The ONS also attributed the growth in output to the recovery of private housing repair and maintenance work, which grew 7.3% in May, following a weak start to the year, the ONS said.
Compared to a year earlier, output rose 1.6%, but contracted by 1.7% on a rolling three-month basis.
However, new work fell in May by 2.5%, making it the third consecutive month that new orders have declined.
Rebecca Larkin, senior economist at the Construction Products Association, said: "The construction industry appears to have caught up with some of the work lost in February and March due to the freezing ground conditions and snow disruption. Month-on-month gains were evident across all sectors, but were strongest in private housing repairs, maintenance and improvement (RM&I), the third largest construction sector, due to warmer weather and longer days.
"Private housing new build was 8.4% higher than a year earlier, which points to strength in activity beyond basic catch-up as the industry enters the busier spring and summer selling season.
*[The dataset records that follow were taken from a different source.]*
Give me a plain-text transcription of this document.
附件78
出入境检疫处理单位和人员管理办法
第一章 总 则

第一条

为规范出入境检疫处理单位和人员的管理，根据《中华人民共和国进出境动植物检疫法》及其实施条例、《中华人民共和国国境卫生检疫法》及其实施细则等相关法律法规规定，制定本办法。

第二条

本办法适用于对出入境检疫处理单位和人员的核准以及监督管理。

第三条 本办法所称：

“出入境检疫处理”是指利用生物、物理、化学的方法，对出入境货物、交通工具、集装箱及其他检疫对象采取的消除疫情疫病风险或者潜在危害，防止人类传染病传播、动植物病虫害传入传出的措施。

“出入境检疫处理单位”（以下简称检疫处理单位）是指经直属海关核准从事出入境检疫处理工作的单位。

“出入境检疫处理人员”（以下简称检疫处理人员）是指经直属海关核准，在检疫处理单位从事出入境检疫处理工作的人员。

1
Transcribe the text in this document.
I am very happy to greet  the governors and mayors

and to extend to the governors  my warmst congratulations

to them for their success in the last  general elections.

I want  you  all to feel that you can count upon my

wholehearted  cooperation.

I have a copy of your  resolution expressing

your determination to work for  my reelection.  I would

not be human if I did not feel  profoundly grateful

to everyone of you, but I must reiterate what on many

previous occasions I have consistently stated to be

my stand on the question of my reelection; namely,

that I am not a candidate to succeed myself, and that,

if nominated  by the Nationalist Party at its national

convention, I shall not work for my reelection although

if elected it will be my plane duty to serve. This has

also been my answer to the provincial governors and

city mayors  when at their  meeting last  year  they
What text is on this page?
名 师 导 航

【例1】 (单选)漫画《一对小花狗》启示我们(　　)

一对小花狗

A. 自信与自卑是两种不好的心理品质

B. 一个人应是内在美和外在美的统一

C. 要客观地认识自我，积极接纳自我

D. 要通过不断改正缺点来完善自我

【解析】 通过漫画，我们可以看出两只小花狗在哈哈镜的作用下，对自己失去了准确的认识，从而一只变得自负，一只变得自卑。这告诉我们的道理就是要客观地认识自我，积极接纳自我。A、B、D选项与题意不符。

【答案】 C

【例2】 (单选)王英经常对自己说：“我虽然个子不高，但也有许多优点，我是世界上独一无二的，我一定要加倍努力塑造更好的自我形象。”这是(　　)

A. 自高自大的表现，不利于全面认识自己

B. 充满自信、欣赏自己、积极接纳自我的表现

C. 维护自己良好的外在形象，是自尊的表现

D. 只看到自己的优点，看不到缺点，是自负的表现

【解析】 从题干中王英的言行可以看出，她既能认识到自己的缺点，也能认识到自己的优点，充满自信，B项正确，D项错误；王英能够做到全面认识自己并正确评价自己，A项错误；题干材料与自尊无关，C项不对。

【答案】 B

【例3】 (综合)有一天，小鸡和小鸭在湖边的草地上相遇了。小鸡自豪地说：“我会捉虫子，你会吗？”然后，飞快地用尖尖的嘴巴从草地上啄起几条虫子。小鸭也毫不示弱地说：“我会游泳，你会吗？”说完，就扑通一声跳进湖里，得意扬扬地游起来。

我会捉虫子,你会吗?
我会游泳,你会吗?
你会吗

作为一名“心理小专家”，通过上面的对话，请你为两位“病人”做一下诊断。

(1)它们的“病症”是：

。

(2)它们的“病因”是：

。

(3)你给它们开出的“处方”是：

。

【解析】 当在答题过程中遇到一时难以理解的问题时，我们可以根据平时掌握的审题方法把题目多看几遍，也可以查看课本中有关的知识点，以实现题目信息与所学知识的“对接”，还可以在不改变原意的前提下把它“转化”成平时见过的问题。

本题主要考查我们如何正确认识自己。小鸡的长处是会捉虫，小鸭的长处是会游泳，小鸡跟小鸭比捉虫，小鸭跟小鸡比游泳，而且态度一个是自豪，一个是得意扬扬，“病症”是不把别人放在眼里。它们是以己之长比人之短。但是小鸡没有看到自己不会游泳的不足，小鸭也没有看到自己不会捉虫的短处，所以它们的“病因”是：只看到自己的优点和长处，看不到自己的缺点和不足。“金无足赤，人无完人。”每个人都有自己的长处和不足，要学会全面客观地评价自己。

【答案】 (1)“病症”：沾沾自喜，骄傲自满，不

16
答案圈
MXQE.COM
However, for the year to date overall construction output remains 0.3% lower than a year earlier, with particular weakness in public non-housing (mainly education and health) and commercial, where a significant fall in new orders signals smaller pipelines of work."
Blane Perrotton, managing director of the national property consultancy and surveyors Naismiths, added: "New orders in the construction industry are like potential World Cup winners – they’re getting fewer and fewer.
"Across the country, demand is patchy at best. While we’re still seeing real momentum in the North West and West Midlands, it’s a different story in London and much of the South East, where developers are pausing on new projects and concentrating on finishing existing ones."